The Constitution enacted in 1922 was replaced in 1937, and this document remains in place today. The 1937 Constitution can only be amended by a majority vote at a referendum. A number of articles of the 1937 Constitution of Ireland, Bunreacht na h-Eireann, reflect Roman Catholic social thinking and teaching of the time. These are underpinned by the notion of subsidiarity, stressing minimal State interference in the life of the family. These include the article (41) dealing with the family and marriage, and the article dealing with education (42). Article 42 states that parents are the 'primary and natural educator' of their child(ren) and defines the role of the State in this regard as requiring that children receive 'a certain minimum education, moral, intellectual and social'. Article 44.4 provides that legislation providing State aid for schools shall not discriminate between schools under the management of different religious denominations, nor prejudice the right of any child to attend a school receiving public money without attending religious instruction in that school.
Denominational bodies played an important role in the provision of health and education, a situation that had its origins in the 19th century prior to the foundation of the State. Religious bodies owned and managed most schools at primary and post-primary level. Almost all primary schools remain in the ownership and control of religious bodies, be they religious orders or parish bodies.

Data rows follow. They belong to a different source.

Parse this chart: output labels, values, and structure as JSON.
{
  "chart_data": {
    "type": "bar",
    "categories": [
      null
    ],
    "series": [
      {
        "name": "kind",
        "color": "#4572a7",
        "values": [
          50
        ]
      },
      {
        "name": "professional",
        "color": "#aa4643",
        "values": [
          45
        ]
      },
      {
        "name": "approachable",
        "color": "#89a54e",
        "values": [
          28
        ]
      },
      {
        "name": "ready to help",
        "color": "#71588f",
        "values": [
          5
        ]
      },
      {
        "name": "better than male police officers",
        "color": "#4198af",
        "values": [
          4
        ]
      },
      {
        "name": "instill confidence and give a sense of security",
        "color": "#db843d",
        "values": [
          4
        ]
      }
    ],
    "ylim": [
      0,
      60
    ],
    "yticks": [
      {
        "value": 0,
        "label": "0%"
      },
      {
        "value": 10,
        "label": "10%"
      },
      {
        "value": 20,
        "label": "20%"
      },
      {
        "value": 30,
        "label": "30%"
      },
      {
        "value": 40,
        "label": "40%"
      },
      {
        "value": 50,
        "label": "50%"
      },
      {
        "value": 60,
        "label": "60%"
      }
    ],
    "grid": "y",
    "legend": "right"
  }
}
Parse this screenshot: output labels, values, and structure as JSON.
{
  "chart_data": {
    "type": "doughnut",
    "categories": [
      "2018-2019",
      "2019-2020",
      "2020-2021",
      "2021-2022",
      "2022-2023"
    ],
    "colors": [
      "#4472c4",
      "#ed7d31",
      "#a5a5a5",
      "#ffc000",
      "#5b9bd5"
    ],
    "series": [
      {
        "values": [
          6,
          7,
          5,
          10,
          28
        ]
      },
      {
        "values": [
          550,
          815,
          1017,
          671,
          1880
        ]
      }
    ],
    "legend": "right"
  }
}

The current distribution of schools no longer reflects the diversity in Irish society. The Census 2011 shows that 84.2% of the population are Roman Catholic, 4.5% are other Christian religions, 1.1% are Muslim, 1.0% are Orthodox, 1.8% are members of other religions, and 7.5% have either no religion or did not state their religion. Approximately 90% of primary schools are in Roman Catholic control, most others are controlled by the minority Protestant denominations (including the Church of Ireland, the Methodist and Presbyterian churches). There are a handful of schools operated by other religious groups including the Irish Islamic and Jewish communities.
Since the 1970s, groups of parents have become active in founding multi-denominational schools. Patronage of Schools in Section 2 of the Reform Chapter, sets out the policy to provide for greater diversity within the school system since 2011. The number of multi-denominational schools (Educate Together or Community National) is now 101 (September 2016). Under the Action Plan for Education 2016-2019, there is a target to increase this to 400 multi or non- denominational schools by 2030.
Employment and Unemployment
% Rates of Employment and Unemployment
Quarter 4, 2000
Quarter 4, 2005
Quarter 4, 2008
Quarter 3, 2012
Quarter 4, 2012
Quarter 2, 2016
Source: Quarterly National Household Survey
Unemployment reached its peak in 2012, and reduced from a high of 15% to 8.6% in Q2 of 2012. The rate of unemployment fell to 7.9% in September 2016.